Médée, poème enragé, écrit et interprété par Jean-René Lemoine

medéeOn parle du mythe de Médée. Mais ce qui fait sa pérennité, c’est sa richesse : Médée est plusieurs mythes. Médée, c’est l’effroi : la mère qui tue ses fils par vengeance, pour tuer leur père Jason, et par amour, dit-elle, pour qu’ils ne tombent pas en d’autres mains. Cette Médée-là, c’est l’impensable, qui trouve son apothéose dans le chant lyrique, à l’opéra. Et puis il y a Médée la magicienne, Médée l’étrangère. Les Médée de la littérature ont la grandeur de cette complexité : celle de Corneille, par exemple, vit et meurt de l’ivresse d’un isolement absolu : «…que me reste-t-il ? Moi, moi, dis-je, et c‘est assez». Elle tue ceux qu’elle aime –pourquoi non ? L’amour a eu lieu, quel plus haut prix la vie pourrait-elle offrir ? -, déchiquette son frère chéri pour fuir avec les Argonautes, pour retarder la poursuite de son père. Elle tue la fille du roi qui les a recueillis, et le roi, pris dans les flammes, et leur palais : Jason ne prendra pas une nouvelle jeune épouse, ils sont trop engagés ensemble par le sang. Elle tue ses fils.

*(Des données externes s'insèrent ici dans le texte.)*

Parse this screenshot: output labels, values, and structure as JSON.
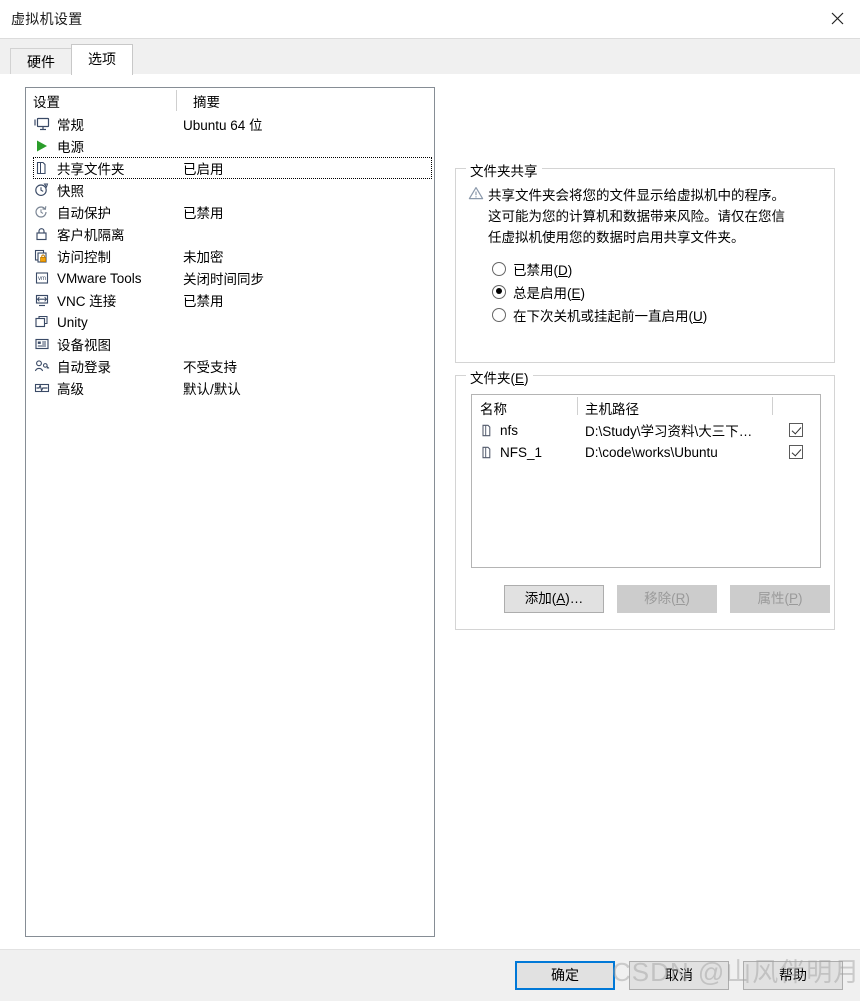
{
  "window": {
    "title": "虚拟机设置",
    "close_icon": "close-icon"
  },
  "tabs": [
    {
      "label": "硬件",
      "active": false
    },
    {
      "label": "选项",
      "active": true
    }
  ],
  "settings_list": {
    "headers": {
      "name": "设置",
      "summary": "摘要"
    },
    "rows": [
      {
        "icon": "monitor-icon",
        "label": "常规",
        "summary": "Ubuntu 64 位",
        "selected": false
      },
      {
        "icon": "power-play-icon",
        "label": "电源",
        "summary": "",
        "selected": false
      },
      {
        "icon": "folder-icon",
        "label": "共享文件夹",
        "summary": "已启用",
        "selected": true
      },
      {
        "icon": "snapshot-icon",
        "label": "快照",
        "summary": "",
        "selected": false
      },
      {
        "icon": "autoprotect-icon",
        "label": "自动保护",
        "summary": "已禁用",
        "selected": false
      },
      {
        "icon": "lock-icon",
        "label": "客户机隔离",
        "summary": "",
        "selected": false
      },
      {
        "icon": "access-control-icon",
        "label": "访问控制",
        "summary": "未加密",
        "selected": false
      },
      {
        "icon": "vmware-tools-icon",
        "label": "VMware Tools",
        "summary": "关闭时间同步",
        "selected": false
      },
      {
        "icon": "vnc-icon",
        "label": "VNC 连接",
        "summary": "已禁用",
        "selected": false
      },
      {
        "icon": "unity-icon",
        "label": "Unity",
        "summary": "",
        "selected": false
      },
      {
        "icon": "device-view-icon",
        "label": "设备视图",
        "summary": "",
        "selected": false
      },
      {
        "icon": "auto-login-icon",
        "label": "自动登录",
        "summary": "不受支持",
        "selected": false
      },
      {
        "icon": "advanced-icon",
        "label": "高级",
        "summary": "默认/默认",
        "selected": false
      }
    ]
  },
  "folder_sharing": {
    "group_label": "文件夹共享",
    "warning_icon": "warning-triangle-icon",
    "warning_text": "共享文件夹会将您的文件显示给虚拟机中的程序。这可能为您的计算机和数据带来风险。请仅在您信任虚拟机使用您的数据时启用共享文件夹。",
    "options": [
      {
        "label": "已禁用(D)",
        "text": "已禁用(",
        "accel": "D",
        "tail": ")",
        "checked": false
      },
      {
        "label": "总是启用(E)",
        "text": "总是启用(",
        "accel": "E",
        "tail": ")",
        "checked": true
      },
      {
        "label": "在下次关机或挂起前一直启用(U)",
        "text": "在下次关机或挂起前一直启用(",
        "accel": "U",
        "tail": ")",
        "checked": false
      }
    ]
  },
  "folders": {
    "group_label_text": "文件夹(",
    "group_label_accel": "E",
    "group_label_tail": ")",
    "headers": {
      "name": "名称",
      "host_path": "主机路径"
    },
    "rows": [
      {
        "icon": "folder-icon",
        "name": "nfs",
        "host_path": "D:\\Study\\学习资料\\大三下…",
        "enabled": true
      },
      {
        "icon": "folder-icon",
        "name": "NFS_1",
        "host_path": "D:\\code\\works\\Ubuntu",
        "enabled": true
      }
    ],
    "buttons": [
      {
        "text": "添加(",
        "accel": "A",
        "tail": ")…",
        "enabled": true
      },
      {
        "text": "移除(",
        "accel": "R",
        "tail": ")",
        "enabled": false
      },
      {
        "text": "属性(",
        "accel": "P",
        "tail": ")",
        "enabled": false
      }
    ]
  },
  "footer": {
    "ok": "确定",
    "cancel": "取消",
    "help": "帮助"
  },
  "watermark": "CSDN @山风伴明月",
  "colors": {
    "accent": "#0078d7",
    "power_green": "#2a9d2a",
    "lock_orange": "#f2a20c",
    "panel_border": "#868d95"
  }
}
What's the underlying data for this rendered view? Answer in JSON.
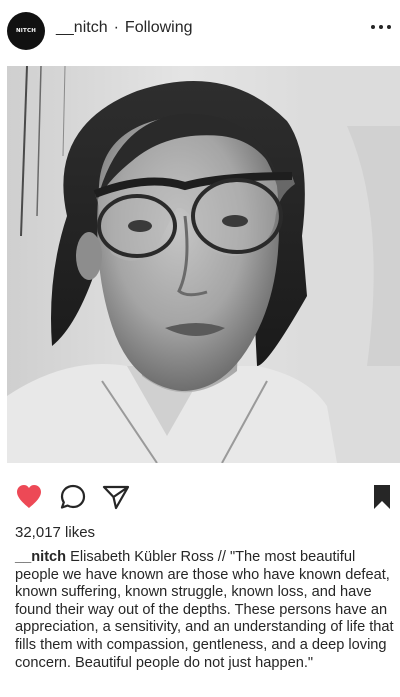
{
  "post": {
    "avatar_text": "NITCH",
    "username": "__nitch",
    "separator": "·",
    "follow_status": "Following",
    "likes": "32,017 likes",
    "caption_user": "__nitch",
    "caption_text": "Elisabeth Kübler Ross // \"The most beautiful people we have known are those who have known defeat, known suffering, known struggle, known loss, and have found their way out of the depths. These persons have an appreciation, a sensitivity, and an understanding of life that fills them with compassion, gentleness, and a deep loving concern. Beautiful people do not just happen.\""
  },
  "icons": {
    "more": "more-options-icon",
    "like": "heart-icon",
    "comment": "comment-icon",
    "share": "share-icon",
    "save": "bookmark-icon"
  },
  "colors": {
    "like_active": "#ed4956",
    "text": "#262626"
  }
}
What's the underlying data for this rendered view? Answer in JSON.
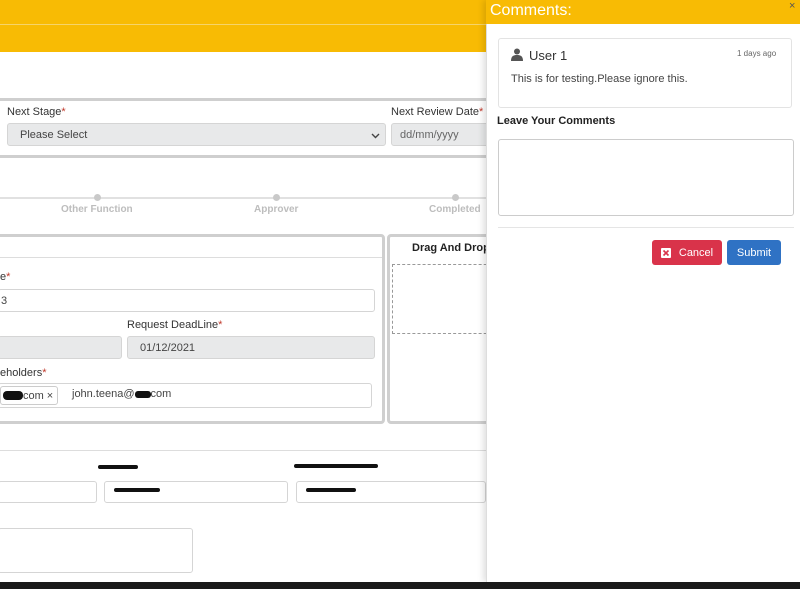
{
  "stage_section": {
    "next_stage_label": "Next Stage",
    "next_stage_value": "Please Select",
    "next_review_date_label": "Next Review Date",
    "next_review_date_placeholder": "dd/mm/yyyy",
    "required_mark": "*"
  },
  "workflow": {
    "steps": [
      "Other Function",
      "Approver",
      "Completed"
    ]
  },
  "request_form": {
    "field_label_partial": "e",
    "field_value_partial": "3",
    "request_deadline_label": "Request DeadLine",
    "request_deadline_value": "01/12/2021",
    "stakeholders_label_partial": "eholders",
    "stakeholder_chip_text": "com",
    "stakeholder_input_value": "john.teena@",
    "stakeholder_input_value_suffix": "com",
    "chip_remove": "×"
  },
  "drag_drop": {
    "title": "Drag And Drop"
  },
  "comments_drawer": {
    "title": "Comments:",
    "close": "×",
    "comment": {
      "user": "User 1",
      "time": "1 days ago",
      "text": "This is for testing.Please ignore this."
    },
    "leave_label": "Leave Your Comments",
    "cancel_label": "Cancel",
    "submit_label": "Submit"
  },
  "colors": {
    "brand_yellow": "#f8bb04",
    "cancel_red": "#d9334a",
    "submit_blue": "#2f72c4"
  }
}
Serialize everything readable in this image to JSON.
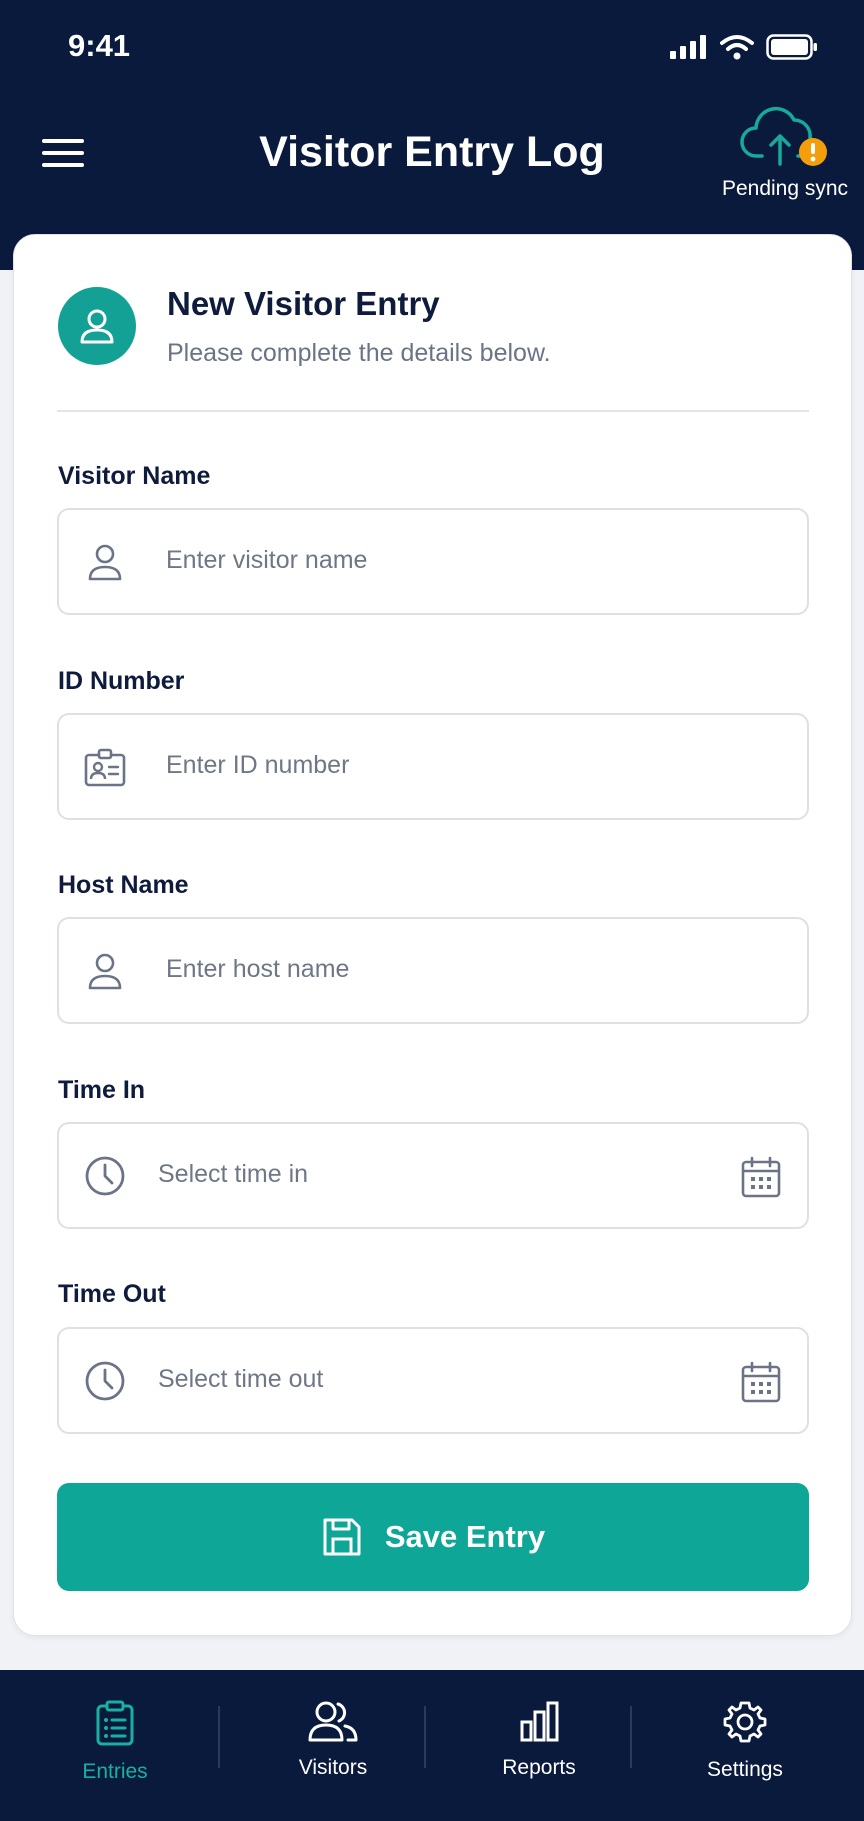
{
  "status_bar": {
    "time": "9:41"
  },
  "header": {
    "title": "Visitor Entry Log",
    "sync_label": "Pending sync"
  },
  "form": {
    "title": "New Visitor Entry",
    "subtitle": "Please complete the details below.",
    "fields": [
      {
        "label": "Visitor Name",
        "placeholder": "Enter visitor name",
        "icon": "user-icon"
      },
      {
        "label": "ID Number",
        "placeholder": "Enter ID number",
        "icon": "id-card-icon"
      },
      {
        "label": "Host Name",
        "placeholder": "Enter host name",
        "icon": "user-icon"
      },
      {
        "label": "Time In",
        "placeholder": "Select time in",
        "icon": "clock-icon"
      },
      {
        "label": "Time Out",
        "placeholder": "Select time out",
        "icon": "clock-icon"
      }
    ],
    "save_label": "Save Entry"
  },
  "nav": {
    "items": [
      {
        "label": "Entries",
        "icon": "clipboard-list-icon",
        "active": true
      },
      {
        "label": "Visitors",
        "icon": "users-icon",
        "active": false
      },
      {
        "label": "Reports",
        "icon": "bar-chart-icon",
        "active": false
      },
      {
        "label": "Settings",
        "icon": "gear-icon",
        "active": false
      }
    ]
  },
  "colors": {
    "header_bg": "#0a1a3c",
    "accent": "#0ea696",
    "warning": "#f59e0b"
  }
}
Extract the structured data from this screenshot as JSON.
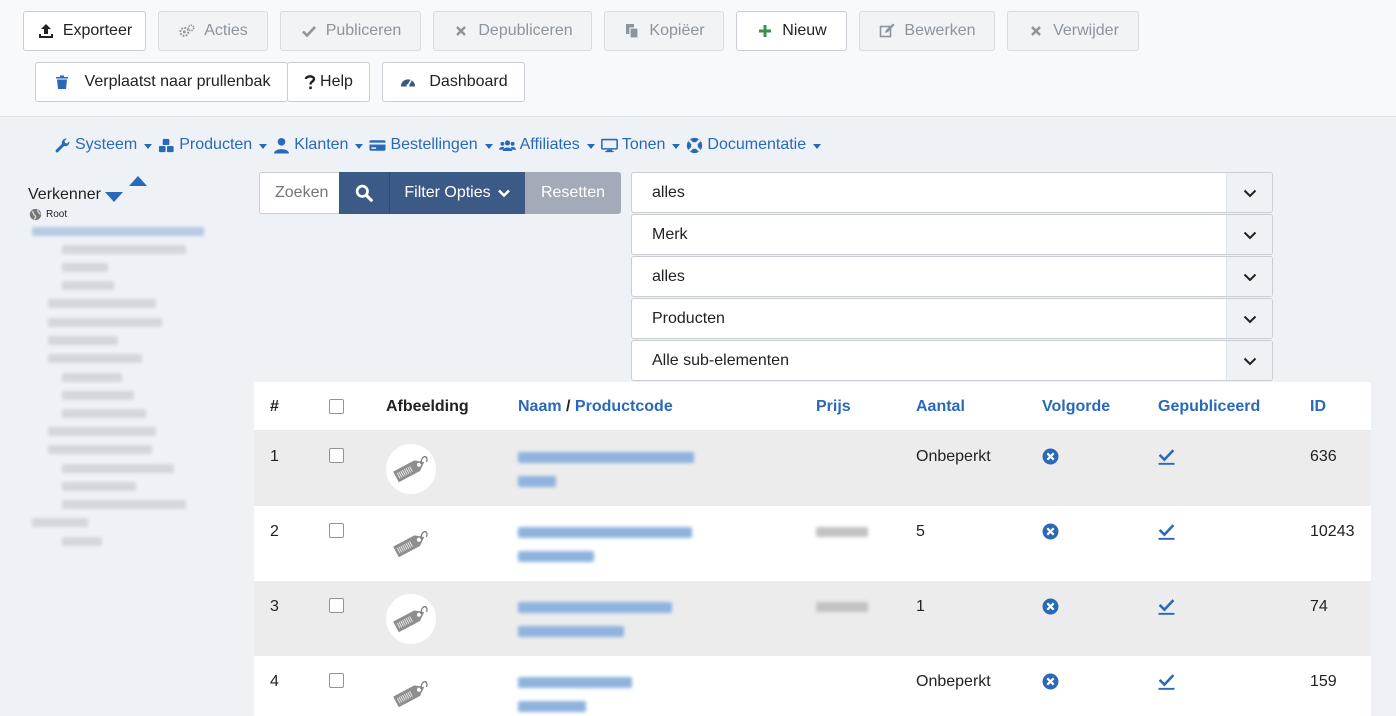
{
  "toolbar": {
    "buttons": [
      {
        "label": "Exporteer",
        "icon": "upload-icon",
        "disabled": false
      },
      {
        "label": "Acties",
        "icon": "gears-icon",
        "disabled": true
      },
      {
        "label": "Publiceren",
        "icon": "check-icon",
        "disabled": true
      },
      {
        "label": "Depubliceren",
        "icon": "times-icon",
        "disabled": true
      },
      {
        "label": "Kopiëer",
        "icon": "copy-icon",
        "disabled": true
      },
      {
        "label": "Nieuw",
        "icon": "plus-icon",
        "disabled": false
      },
      {
        "label": "Bewerken",
        "icon": "edit-icon",
        "disabled": true
      },
      {
        "label": "Verwijder",
        "icon": "times-icon",
        "disabled": true
      },
      {
        "label": "Verplaatst naar prullenbak",
        "icon": "trash-icon",
        "disabled": false
      },
      {
        "label": "Help",
        "icon": "question-icon",
        "disabled": false
      },
      {
        "label": "Dashboard",
        "icon": "dashboard-icon",
        "disabled": false
      }
    ]
  },
  "menu": {
    "items": [
      {
        "label": "Systeem",
        "icon": "wrench-icon"
      },
      {
        "label": "Producten",
        "icon": "cubes-icon"
      },
      {
        "label": "Klanten",
        "icon": "user-icon"
      },
      {
        "label": "Bestellingen",
        "icon": "credit-card-icon"
      },
      {
        "label": "Affiliates",
        "icon": "users-icon"
      },
      {
        "label": "Tonen",
        "icon": "monitor-icon"
      },
      {
        "label": "Documentatie",
        "icon": "lifebuoy-icon"
      }
    ]
  },
  "explorer": {
    "title": "Verkenner",
    "root": "Root"
  },
  "search": {
    "placeholder": "Zoeken",
    "filter_label": "Filter Opties",
    "reset_label": "Resetten"
  },
  "filters": [
    "alles",
    "Merk",
    "alles",
    "Producten",
    "Alle sub-elementen"
  ],
  "table": {
    "headers": {
      "num": "#",
      "image": "Afbeelding",
      "name": "Naam",
      "separator": " / ",
      "code": "Productcode",
      "price": "Prijs",
      "qty": "Aantal",
      "order": "Volgorde",
      "published": "Gepubliceerd",
      "id": "ID"
    },
    "rows": [
      {
        "num": "1",
        "qty": "Onbeperkt",
        "id": "636"
      },
      {
        "num": "2",
        "qty": "5",
        "id": "10243"
      },
      {
        "num": "3",
        "qty": "1",
        "id": "74"
      },
      {
        "num": "4",
        "qty": "Onbeperkt",
        "id": "159"
      }
    ]
  },
  "colors": {
    "link": "#2a69b8",
    "primary_button": "#3c5a86",
    "reset_button": "#a2abb7"
  }
}
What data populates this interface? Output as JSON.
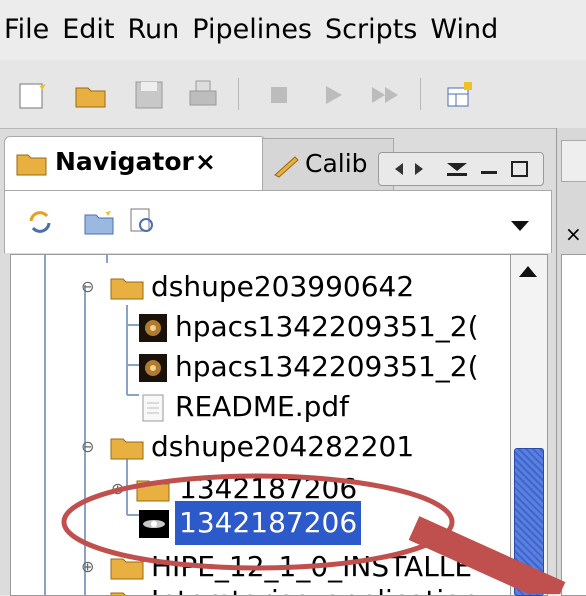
{
  "menu": [
    "File",
    "Edit",
    "Run",
    "Pipelines",
    "Scripts",
    "Wind"
  ],
  "toolbar": {
    "icons": [
      "new-project-icon",
      "open-folder-icon",
      "save-icon",
      "print-icon",
      "stop-icon",
      "run-icon",
      "run-all-icon",
      "window-icon"
    ]
  },
  "tabs": {
    "navigator": {
      "label": "Navigator",
      "close": "×"
    },
    "calib": {
      "label": "Calib"
    }
  },
  "tree": {
    "rows": [
      {
        "label": "dshupe203990642",
        "type": "folder",
        "expanded": true
      },
      {
        "label": "hpacs1342209351_2(",
        "type": "image"
      },
      {
        "label": "hpacs1342209351_2(",
        "type": "image"
      },
      {
        "label": "README.pdf",
        "type": "file"
      },
      {
        "label": "dshupe204282201",
        "type": "folder",
        "expanded": true
      },
      {
        "label": "1342187206",
        "type": "folder",
        "expanded": false
      },
      {
        "label": "1342187206",
        "type": "image",
        "selected": true
      },
      {
        "label": "HIPE_12_1_0_INSTALLE",
        "type": "folder",
        "expanded": false
      },
      {
        "label": "Interstarise_application",
        "type": "folder",
        "expanded": false
      }
    ]
  },
  "colors": {
    "selection": "#2c5aca",
    "highlight_ellipse": "#c0504d",
    "folder": "#e8b040"
  }
}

Dans son poème, Jean-René Lemoine la fait naviguer, usée, flétrie, vers le tombeau muet de ses parents. Sorte d’Antigone inversée, ayant tué tout espoir, elle va rejoindre ses morts et se décomposer avec eux. Puis il reprend la légende à sa source. Il le “file“ pour nous avec des mots qui pourraient être ceux de la pornographie et qui s’élèvent à la hauteur de la tragédie. Au centre du cercle de la lumière, il se présente, élégant et doux, femme et homme. Droit devant : il est, à l’évidence, d’aujourd’hui, et il porte une parole trimillénaire. Pas de morale, pas d’excuses : la passion est ce qu’elle est, l’instant de l’acte est sans retour. Le public est avec lui, dans le même souffle, emmené par la musique entêtée de Romain Kronenberg. Arrive le moment où la Médée étrangère, l’exilée, prend le dessus. C’est vrai, et l’on y retrouve ce monde que nous connaissons bien : Assez de la femme désirée comme un objet exotique ! Assez de l’asservissement par la laideur du monde puissant –le notre- qui détruit la beauté de celui qu’il colonise. Elle ne s’excuse pas –et de quoi ?-, elle accuse. Ou c’est lui. Jean-René Lemoine poète et acteur a parfois des accents à la Genet. Mais ce qui tient en haleine, c’est la haute tenue, l’élégance de son «poème enragé». Élégant ne signifie pas joli, mais fin et efficace comme une lame ; et haute tenue ne signifie pas abstraction, mais exigence d’aller droit et fort là où il faut aller.

À la sortie, malgré lui, le poète acteur est livré à l’excès d’amour du public, comme un Orphée effleuré par les bacchantes. C’est le prix à payer pour être allé si loi, et peut-être un moyen de revenir parmi nous.